Par conséquent, le livre de M. Lamarre est la résultante d’un long dépouillement des archives militaires américaines qui permirent à l’auteur de construire un échantillon d’environ 1,300 soldats canadiens-français. Ceux-ci représentaient adéquatement, selon lui, la diversité des expériences combattantes canadiennes-françaises entre 1861 et 1865. L’auteur intègre aux chapitres 3 et 4 les résultats de ses recherches à un récit chronologique des phases majeures de la guerre (batailles de Bull Run, Antietam, Gettysburg, etc.).

Le dur contexte socio-économique du milieu du XIXe siècle met donc en relief les espoirs, mais surtout les désillusions des Canadiens français, dont beaucoup comptaient sur l’aventure guerrière afin d’améliorer leur situation.
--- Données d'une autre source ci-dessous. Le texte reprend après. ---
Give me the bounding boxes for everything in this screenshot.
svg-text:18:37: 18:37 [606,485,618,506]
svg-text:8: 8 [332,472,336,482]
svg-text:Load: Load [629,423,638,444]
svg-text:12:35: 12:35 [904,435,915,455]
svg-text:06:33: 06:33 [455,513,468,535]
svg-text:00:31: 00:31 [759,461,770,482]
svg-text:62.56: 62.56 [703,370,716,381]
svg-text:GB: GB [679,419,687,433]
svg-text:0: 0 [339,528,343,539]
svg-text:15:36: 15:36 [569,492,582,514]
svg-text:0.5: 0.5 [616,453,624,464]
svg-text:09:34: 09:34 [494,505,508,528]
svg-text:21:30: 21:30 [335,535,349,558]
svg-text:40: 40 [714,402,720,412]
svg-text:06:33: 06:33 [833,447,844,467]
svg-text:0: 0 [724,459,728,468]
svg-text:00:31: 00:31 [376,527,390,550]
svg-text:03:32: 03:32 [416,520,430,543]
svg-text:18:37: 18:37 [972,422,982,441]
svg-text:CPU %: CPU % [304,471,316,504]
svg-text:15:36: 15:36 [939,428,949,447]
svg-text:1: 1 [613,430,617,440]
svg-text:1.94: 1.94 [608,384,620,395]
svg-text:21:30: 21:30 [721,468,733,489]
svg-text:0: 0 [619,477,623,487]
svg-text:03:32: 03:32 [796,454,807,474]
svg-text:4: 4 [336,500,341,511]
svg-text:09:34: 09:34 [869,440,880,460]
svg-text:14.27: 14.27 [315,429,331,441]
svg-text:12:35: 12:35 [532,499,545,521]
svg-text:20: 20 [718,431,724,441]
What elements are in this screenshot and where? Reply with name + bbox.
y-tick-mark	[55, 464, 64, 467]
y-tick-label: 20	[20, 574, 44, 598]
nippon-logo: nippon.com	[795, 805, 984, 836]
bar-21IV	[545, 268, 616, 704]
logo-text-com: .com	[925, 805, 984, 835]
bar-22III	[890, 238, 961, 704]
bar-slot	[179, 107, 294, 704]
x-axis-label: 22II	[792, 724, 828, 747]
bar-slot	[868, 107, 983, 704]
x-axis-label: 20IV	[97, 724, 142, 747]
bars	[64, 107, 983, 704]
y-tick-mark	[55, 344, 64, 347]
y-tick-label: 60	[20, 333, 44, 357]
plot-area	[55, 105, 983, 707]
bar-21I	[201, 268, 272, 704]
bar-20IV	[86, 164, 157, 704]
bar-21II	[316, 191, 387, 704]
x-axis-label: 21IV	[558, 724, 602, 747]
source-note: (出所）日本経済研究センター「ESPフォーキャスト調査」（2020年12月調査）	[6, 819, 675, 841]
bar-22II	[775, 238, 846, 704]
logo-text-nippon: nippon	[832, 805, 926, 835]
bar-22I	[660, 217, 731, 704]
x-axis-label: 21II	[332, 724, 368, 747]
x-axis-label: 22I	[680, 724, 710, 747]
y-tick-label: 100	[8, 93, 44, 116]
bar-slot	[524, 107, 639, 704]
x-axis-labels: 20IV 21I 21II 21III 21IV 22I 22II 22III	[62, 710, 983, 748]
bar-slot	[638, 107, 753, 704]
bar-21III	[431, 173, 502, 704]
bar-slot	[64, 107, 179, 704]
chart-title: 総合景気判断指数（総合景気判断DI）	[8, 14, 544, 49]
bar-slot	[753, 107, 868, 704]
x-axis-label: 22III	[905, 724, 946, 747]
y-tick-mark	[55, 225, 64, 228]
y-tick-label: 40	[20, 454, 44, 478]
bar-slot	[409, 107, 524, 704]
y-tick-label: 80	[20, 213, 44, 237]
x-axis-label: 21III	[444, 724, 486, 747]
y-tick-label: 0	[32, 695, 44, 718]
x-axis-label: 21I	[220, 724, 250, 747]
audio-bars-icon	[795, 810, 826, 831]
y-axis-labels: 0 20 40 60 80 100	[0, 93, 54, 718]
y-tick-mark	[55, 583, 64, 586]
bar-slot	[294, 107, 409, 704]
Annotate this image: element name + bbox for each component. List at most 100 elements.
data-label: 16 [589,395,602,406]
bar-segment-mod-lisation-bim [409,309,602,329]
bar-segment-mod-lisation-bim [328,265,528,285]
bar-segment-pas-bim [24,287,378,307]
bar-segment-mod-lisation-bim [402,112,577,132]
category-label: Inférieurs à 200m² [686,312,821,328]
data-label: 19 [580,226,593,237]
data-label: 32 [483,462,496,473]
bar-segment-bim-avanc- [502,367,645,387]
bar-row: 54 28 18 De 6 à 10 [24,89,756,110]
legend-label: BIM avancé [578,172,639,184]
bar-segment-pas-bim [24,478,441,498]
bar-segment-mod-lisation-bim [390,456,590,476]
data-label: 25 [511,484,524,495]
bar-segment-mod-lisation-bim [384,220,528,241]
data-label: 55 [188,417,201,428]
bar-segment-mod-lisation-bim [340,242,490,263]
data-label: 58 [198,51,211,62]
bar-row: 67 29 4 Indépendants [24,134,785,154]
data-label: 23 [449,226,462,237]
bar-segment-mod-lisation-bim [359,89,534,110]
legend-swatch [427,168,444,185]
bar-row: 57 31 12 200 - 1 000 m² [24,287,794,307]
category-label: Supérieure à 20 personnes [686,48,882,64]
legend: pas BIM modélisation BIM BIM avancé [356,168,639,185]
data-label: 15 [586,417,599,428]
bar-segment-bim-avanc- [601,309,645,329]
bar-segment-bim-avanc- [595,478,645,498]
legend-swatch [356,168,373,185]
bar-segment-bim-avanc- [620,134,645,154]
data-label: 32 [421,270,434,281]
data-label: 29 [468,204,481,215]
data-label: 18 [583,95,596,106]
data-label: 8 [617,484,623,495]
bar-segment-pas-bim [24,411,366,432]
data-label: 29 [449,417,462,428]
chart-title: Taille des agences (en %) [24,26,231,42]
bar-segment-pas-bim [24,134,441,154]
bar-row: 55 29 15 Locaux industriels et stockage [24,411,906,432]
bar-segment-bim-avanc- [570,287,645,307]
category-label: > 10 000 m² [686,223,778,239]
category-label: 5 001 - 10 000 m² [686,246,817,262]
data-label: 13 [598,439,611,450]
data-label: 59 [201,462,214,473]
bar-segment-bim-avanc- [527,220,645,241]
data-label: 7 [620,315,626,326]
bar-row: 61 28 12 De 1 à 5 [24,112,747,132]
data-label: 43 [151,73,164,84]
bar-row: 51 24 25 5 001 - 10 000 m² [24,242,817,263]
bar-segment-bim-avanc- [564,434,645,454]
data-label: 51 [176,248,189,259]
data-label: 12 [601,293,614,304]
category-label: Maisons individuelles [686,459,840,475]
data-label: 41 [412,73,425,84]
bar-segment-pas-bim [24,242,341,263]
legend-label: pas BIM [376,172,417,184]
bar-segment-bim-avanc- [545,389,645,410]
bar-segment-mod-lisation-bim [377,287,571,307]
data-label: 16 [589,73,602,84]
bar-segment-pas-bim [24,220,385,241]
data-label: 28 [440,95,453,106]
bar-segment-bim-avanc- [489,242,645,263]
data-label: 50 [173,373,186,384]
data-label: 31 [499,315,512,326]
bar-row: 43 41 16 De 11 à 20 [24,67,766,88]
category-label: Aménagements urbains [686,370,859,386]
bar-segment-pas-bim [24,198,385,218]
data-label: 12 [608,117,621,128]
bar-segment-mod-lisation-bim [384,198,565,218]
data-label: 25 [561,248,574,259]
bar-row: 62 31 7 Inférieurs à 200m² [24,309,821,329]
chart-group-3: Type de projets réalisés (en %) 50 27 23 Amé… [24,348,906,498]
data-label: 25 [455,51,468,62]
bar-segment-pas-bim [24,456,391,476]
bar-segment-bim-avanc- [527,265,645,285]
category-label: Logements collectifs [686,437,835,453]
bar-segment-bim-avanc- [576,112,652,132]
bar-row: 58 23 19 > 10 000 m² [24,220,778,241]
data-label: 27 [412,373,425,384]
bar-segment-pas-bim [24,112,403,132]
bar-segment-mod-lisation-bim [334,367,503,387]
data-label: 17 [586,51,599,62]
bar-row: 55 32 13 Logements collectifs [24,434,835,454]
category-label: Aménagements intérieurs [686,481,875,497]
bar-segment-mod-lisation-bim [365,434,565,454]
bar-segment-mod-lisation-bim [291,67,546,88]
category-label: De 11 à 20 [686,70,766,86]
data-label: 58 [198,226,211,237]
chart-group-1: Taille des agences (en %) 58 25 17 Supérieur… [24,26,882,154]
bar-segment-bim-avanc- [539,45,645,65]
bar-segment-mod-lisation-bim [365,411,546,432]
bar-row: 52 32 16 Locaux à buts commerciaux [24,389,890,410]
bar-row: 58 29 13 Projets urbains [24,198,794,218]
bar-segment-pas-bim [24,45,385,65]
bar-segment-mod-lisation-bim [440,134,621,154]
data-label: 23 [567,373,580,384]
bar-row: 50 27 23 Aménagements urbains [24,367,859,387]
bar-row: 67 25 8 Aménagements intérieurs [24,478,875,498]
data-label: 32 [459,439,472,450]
Aussi juste et convaincante que soit la démonstration de M. Lamarre, il peut s’avérer difficile pour le lecteur néophyte de fixer certaines phases du conflit dans la dimension espace-temps. En effet, il aurait été utile d’y intégrer une chronologie et une carte des opérations afin que le lecteur puisse se retrouver à l’intérieur d’une histoire dont de larges pans restent à explorer. Sur ce point, les amateurs de généalogie trouveront en fin d’ouvrage un guide utile consistant en la liste des militaires canadiens-français recensés par M. Lamarre, ce qui pourrait motiver les lecteurs à mener des recherches sur leurs ancêtres ayant participé à cette guerre. L’ouvrage compte également une solide bibliographie des sources primaires et secondaires consultées, de même que les monographies les plus pertinentes traitant des différents aspects de la guerre civile américaine.

L’ouvrage de M. Lamarre contribue à son tour au renouvellement de l’écriture de l’histoire militaire des Canadiens français entrepris depuis une quinzaine d’années, et ce, à travers les deux dimensions essentielles que sont : 1— l’importance de l’aspect socio-culturel de cette participation active; 2— l’exploration de l’idée du consentement des populations aux guerres comme postulat obligatoire d’une réinterprétation de notre histoire militaire. De Fort Sumter à Appomatox, le livre de M. Lammare est une invitation à entreprendre de futures recherches sur notre passé militaire à cette époque.

LAMARRE, Jean. Les Canadiens français et la Guerre de Sécession. 1861-1865. Une autre dimension de leur migration aux Etats-Unis, Montréal, VLB Éditeurs, 2006. 186 p.